Wien. Österreich wird sein Defizitziel für das Jahr 2012 knapp verpassen: Obwohl der Budgetvollzug gut verläuft, dürfte die von der Koalition angepeilte Neuverschuldung höher ausfallen als geplant. Das hat das Finanzministerium nach APA-Informationen nach Brüssel gemeldet. Ursprünglich war die Regierung davon ausgegangen, heuer eine "Punktlandung" auf der nach EU-Regeln vorgeschriebenen Defizitgrenze von 3,0 Prozent der Wirtschaftsleistung hinzubekommen. Dieser Wert dürfte nun leicht überschritten werden.
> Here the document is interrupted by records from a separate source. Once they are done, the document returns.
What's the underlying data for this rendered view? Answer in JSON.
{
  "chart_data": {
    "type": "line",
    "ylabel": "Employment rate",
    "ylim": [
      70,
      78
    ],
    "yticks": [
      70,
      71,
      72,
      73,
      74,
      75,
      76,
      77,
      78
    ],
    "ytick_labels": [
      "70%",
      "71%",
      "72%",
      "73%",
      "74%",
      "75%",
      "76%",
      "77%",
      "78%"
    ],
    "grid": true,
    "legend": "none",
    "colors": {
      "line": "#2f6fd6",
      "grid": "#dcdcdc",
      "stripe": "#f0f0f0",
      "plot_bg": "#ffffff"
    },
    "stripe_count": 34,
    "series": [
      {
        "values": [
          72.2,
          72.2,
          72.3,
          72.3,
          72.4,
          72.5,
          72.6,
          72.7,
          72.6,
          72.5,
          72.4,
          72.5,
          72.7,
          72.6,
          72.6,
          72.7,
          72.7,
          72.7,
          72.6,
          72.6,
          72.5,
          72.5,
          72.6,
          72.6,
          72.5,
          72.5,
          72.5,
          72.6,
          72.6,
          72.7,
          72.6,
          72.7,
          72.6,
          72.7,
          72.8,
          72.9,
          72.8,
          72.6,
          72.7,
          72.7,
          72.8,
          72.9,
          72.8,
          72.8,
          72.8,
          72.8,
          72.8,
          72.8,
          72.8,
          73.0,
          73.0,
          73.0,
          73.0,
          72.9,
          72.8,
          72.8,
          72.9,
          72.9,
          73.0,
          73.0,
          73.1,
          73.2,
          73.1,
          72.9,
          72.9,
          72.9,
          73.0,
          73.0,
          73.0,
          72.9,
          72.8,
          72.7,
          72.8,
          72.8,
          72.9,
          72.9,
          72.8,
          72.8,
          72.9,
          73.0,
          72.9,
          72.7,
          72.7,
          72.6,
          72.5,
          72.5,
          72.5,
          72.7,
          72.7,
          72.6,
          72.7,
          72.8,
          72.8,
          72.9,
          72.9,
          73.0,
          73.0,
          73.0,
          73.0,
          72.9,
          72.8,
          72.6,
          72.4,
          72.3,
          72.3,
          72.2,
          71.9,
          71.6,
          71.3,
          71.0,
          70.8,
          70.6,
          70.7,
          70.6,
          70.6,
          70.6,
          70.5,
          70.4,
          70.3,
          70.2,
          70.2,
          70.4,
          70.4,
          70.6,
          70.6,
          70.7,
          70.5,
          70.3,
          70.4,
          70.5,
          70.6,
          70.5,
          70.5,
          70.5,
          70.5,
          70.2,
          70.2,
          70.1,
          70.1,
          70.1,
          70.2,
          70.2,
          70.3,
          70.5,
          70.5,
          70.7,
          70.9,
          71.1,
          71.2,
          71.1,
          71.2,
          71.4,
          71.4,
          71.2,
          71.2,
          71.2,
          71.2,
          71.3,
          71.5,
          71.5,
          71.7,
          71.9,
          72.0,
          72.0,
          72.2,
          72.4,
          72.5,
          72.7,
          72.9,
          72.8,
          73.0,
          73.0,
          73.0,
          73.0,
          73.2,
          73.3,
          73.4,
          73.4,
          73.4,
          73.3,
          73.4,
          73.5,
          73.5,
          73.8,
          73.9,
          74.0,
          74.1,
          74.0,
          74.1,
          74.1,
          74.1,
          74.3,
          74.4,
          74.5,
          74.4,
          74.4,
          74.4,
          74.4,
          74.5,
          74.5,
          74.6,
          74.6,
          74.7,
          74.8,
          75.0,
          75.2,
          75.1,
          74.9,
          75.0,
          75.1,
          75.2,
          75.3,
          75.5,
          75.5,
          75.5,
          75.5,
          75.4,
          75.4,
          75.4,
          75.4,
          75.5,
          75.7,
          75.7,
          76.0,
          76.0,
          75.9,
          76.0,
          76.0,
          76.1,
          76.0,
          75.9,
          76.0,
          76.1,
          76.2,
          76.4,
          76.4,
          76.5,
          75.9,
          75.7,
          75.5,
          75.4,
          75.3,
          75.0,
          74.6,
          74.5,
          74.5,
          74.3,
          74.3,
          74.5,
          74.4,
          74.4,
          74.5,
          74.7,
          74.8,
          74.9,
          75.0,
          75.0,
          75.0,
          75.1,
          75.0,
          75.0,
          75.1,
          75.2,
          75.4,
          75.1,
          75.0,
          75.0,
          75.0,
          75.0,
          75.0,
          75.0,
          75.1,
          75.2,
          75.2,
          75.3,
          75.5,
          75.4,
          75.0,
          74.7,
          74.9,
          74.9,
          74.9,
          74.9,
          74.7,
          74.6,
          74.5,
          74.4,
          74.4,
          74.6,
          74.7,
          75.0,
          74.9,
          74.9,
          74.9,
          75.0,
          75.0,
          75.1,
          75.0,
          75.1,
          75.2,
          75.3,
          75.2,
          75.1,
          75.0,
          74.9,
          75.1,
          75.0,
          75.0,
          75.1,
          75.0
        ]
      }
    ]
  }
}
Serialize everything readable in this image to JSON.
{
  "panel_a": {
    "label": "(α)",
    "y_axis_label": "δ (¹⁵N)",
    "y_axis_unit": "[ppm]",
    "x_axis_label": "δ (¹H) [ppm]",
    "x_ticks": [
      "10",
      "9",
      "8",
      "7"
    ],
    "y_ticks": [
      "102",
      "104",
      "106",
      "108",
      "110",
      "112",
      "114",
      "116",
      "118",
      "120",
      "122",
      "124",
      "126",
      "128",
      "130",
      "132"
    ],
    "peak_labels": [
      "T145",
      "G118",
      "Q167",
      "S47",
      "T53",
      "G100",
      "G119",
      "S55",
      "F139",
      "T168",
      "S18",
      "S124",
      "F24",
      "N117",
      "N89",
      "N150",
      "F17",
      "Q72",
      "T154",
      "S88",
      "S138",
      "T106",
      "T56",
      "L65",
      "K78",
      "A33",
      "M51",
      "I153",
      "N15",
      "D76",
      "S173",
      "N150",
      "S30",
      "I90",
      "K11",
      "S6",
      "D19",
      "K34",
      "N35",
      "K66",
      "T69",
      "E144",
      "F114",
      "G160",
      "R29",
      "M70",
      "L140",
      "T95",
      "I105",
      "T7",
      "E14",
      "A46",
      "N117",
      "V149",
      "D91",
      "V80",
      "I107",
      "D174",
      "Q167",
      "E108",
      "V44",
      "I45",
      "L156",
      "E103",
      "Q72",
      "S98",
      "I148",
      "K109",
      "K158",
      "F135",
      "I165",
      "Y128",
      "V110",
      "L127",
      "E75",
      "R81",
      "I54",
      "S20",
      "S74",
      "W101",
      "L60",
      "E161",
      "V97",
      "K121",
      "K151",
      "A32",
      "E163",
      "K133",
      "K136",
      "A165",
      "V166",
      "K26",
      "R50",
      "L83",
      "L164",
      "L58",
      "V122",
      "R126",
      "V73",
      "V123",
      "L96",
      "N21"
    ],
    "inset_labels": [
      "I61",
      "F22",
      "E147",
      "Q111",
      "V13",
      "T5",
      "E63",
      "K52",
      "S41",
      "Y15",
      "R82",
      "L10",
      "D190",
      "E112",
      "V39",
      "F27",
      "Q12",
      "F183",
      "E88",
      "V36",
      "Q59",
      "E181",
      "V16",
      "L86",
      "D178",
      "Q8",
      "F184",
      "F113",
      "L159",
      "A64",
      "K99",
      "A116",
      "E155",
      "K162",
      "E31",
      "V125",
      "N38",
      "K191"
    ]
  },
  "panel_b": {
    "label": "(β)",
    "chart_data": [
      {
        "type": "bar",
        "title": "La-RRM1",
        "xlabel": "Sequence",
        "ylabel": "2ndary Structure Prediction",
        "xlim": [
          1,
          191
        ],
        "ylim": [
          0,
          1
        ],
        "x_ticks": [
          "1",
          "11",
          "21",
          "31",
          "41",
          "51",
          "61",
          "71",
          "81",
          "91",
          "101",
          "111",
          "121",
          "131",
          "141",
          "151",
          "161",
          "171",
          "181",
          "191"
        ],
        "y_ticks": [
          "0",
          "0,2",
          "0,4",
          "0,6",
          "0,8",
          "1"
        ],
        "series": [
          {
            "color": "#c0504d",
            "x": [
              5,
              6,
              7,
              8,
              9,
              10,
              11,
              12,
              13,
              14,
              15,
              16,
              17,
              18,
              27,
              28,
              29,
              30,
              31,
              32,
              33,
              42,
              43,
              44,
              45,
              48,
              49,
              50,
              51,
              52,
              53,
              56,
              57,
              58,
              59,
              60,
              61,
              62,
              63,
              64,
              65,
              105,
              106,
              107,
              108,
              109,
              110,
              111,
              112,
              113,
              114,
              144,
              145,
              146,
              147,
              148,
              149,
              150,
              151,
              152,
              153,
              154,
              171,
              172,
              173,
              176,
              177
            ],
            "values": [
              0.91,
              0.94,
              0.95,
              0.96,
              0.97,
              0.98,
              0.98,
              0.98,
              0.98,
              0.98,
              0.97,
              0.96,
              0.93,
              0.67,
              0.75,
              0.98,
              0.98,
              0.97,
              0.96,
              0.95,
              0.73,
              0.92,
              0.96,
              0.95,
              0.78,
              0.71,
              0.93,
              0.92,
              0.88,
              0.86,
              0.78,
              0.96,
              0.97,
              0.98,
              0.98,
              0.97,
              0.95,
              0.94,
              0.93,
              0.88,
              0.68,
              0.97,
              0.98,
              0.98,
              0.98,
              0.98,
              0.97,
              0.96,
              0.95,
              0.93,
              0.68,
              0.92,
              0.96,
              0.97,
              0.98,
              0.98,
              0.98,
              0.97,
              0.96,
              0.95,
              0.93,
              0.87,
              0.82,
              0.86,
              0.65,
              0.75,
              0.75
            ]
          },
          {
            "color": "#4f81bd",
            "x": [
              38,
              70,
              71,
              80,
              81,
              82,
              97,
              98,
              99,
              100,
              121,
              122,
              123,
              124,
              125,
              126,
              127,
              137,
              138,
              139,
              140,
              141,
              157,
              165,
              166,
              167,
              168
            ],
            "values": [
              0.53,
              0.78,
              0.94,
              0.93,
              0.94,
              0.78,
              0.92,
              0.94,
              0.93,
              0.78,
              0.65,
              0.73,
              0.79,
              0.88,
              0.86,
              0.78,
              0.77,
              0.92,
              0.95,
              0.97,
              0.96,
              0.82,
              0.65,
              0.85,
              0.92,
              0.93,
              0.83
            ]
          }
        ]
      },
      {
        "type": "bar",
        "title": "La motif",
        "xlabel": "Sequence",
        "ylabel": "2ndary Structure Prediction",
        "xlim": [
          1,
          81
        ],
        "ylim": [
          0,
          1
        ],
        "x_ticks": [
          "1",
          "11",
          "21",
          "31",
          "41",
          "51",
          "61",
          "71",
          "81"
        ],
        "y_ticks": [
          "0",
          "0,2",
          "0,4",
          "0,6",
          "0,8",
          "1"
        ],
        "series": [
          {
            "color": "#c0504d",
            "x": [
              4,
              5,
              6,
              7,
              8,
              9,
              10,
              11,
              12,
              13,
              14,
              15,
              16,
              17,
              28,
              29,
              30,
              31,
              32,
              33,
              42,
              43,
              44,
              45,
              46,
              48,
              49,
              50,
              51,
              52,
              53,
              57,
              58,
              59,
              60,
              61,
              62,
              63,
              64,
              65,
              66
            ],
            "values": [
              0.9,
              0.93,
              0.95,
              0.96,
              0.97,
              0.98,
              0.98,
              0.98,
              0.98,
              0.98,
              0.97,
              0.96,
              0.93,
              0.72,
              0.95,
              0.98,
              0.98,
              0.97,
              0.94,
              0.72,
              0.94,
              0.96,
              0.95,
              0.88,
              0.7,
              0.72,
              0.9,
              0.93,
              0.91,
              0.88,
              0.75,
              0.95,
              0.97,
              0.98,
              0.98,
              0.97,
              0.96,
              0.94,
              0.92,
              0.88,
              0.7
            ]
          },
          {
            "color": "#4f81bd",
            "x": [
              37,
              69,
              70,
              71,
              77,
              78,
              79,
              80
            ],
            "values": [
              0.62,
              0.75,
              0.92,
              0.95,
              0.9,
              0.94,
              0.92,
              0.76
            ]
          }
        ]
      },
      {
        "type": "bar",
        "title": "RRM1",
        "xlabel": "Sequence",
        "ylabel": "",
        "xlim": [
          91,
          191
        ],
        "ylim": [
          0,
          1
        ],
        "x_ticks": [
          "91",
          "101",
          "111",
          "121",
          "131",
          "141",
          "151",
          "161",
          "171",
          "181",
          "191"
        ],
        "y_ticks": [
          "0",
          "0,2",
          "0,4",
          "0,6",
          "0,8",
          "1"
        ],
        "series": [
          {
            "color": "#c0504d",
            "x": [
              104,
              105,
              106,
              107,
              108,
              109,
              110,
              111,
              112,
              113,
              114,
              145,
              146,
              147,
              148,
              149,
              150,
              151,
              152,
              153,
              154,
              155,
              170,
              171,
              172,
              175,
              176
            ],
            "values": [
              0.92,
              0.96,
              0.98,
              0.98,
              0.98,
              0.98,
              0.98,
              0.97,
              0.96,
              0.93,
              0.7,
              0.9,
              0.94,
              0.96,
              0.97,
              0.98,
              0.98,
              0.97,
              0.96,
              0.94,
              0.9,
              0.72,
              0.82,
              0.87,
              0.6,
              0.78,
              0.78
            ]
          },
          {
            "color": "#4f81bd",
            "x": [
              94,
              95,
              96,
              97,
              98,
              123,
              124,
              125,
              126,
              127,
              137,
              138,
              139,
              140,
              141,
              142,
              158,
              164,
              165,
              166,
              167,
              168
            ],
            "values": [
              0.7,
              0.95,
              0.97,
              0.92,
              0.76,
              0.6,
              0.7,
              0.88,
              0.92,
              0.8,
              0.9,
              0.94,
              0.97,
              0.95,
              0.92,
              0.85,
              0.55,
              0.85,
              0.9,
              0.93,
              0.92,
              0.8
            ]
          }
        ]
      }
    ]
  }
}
Ausschlaggebend dabei: die Geldspritze für die notverstaatlichte Hypo Alpe Adria Group.
Im Vorjahr war die Regierung davon ausgegangen, dass das gesamtstaatliche Defizit (also Bund, Länder, Gemeinden und Sozialversicherung zusammengerechnet) im Jahr 2012 bei 3,0 Prozent zu liegen kommen würde. Angesichts der heuer noch fälligen Kapitalspritze für die Kärntner Hypo Alpe Adria rechnet das Finanzministerium nun dem Vernehmen nach allerdings mit einem etwas höheren Defizit von 3,1 Prozent des BIP.
Kritik von den Grünen
Offiziell bestätigt wurde das im Finanzministerium nicht. Auch die am Freitag nach Brüssel geschickte Maastricht-Notifikation mit der aktuellen Defizit-Prognose wollte das Ministerium auf APA-Anfrage nicht veröffentlichen.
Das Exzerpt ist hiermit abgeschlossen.